FIG. 9 is a diagram showing the configuration of a conventional return light isolation type optical system.

FIG. 10 is a diagram showing the configuration of a conventional optical system for reducing returned light.

[Explanation of symbols]

1 Laser diode 2, 8 Collimator lens 3 Diffraction grating 4 Beam splitter 5 Mirror 6 Objective lens 7 Optical information recording medium 9 Edge mirror 10, 11 Photodetector 12 Subtractor 21, 22 Aperture 71 Surface hardening layer 72 Polycarbonate layer 73 Information recording layer 74 Acrylic base material A1, A2, A3 Operational amplifier DEF Defocus command signal input terminal L1 Focus direction drive coil L2 Tracking direction drive coil SW Switch

Claims (2)

[Claims] 1. An optical information recording and reproducing apparatus that records and reproduces information while guiding the optical information recording medium by the tracking track by irradiating a laser beam onto an optical information recording medium having a tracking track and an information recording track.
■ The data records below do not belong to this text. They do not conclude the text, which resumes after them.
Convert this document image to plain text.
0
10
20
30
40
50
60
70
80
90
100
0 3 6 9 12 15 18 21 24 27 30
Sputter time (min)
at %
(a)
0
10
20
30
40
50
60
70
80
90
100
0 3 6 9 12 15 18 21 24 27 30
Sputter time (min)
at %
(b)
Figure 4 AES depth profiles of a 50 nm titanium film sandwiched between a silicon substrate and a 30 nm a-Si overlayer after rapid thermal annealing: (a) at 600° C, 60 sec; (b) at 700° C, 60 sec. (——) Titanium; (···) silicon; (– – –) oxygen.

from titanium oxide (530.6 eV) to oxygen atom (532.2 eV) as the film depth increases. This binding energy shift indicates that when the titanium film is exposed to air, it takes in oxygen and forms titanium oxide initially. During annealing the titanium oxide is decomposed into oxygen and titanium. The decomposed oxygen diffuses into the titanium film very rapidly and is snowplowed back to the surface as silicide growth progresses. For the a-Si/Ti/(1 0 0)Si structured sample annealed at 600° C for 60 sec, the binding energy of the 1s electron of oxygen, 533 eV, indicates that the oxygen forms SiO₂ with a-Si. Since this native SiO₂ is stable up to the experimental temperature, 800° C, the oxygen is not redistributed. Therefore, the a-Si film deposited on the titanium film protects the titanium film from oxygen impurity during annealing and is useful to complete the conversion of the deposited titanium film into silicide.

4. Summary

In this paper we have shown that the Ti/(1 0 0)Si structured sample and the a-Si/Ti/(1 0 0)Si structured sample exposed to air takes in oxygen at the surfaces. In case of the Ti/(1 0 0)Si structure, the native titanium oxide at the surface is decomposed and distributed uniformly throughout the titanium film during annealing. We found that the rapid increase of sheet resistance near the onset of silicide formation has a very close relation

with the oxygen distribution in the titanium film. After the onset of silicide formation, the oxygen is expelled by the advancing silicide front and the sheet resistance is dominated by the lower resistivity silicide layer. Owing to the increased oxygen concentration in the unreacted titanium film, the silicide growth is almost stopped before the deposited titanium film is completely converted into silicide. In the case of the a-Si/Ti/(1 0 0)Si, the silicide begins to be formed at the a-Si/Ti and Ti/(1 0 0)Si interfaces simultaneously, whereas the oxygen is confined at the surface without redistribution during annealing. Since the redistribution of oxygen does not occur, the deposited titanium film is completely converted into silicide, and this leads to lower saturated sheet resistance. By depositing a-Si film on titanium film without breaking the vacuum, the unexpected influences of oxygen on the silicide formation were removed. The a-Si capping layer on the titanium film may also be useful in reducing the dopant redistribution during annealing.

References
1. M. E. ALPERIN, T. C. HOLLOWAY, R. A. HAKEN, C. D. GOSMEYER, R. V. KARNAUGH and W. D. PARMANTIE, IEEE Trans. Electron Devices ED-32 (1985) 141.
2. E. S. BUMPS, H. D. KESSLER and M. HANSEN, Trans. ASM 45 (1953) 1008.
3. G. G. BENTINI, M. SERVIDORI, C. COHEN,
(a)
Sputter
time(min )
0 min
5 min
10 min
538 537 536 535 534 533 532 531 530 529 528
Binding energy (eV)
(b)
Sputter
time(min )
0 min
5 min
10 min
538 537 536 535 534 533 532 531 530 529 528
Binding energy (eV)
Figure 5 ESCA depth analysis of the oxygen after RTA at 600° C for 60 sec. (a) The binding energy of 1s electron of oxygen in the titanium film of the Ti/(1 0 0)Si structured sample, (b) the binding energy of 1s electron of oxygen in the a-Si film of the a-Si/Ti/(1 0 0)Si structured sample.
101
The apparatus includes a signal output means for generating a signal when the apparatus performs a track jump and a seek operation, and a control means for bringing the irradiation of laser light onto the optical information recording medium into an out-of-focus state when the signal from the means is given. An optical information recording/reproducing device characterized by: 2. The optical information recording and reproducing apparatus according to claim 1, wherein the out-of-focus state is predetermined, and the control means selects the predetermined state.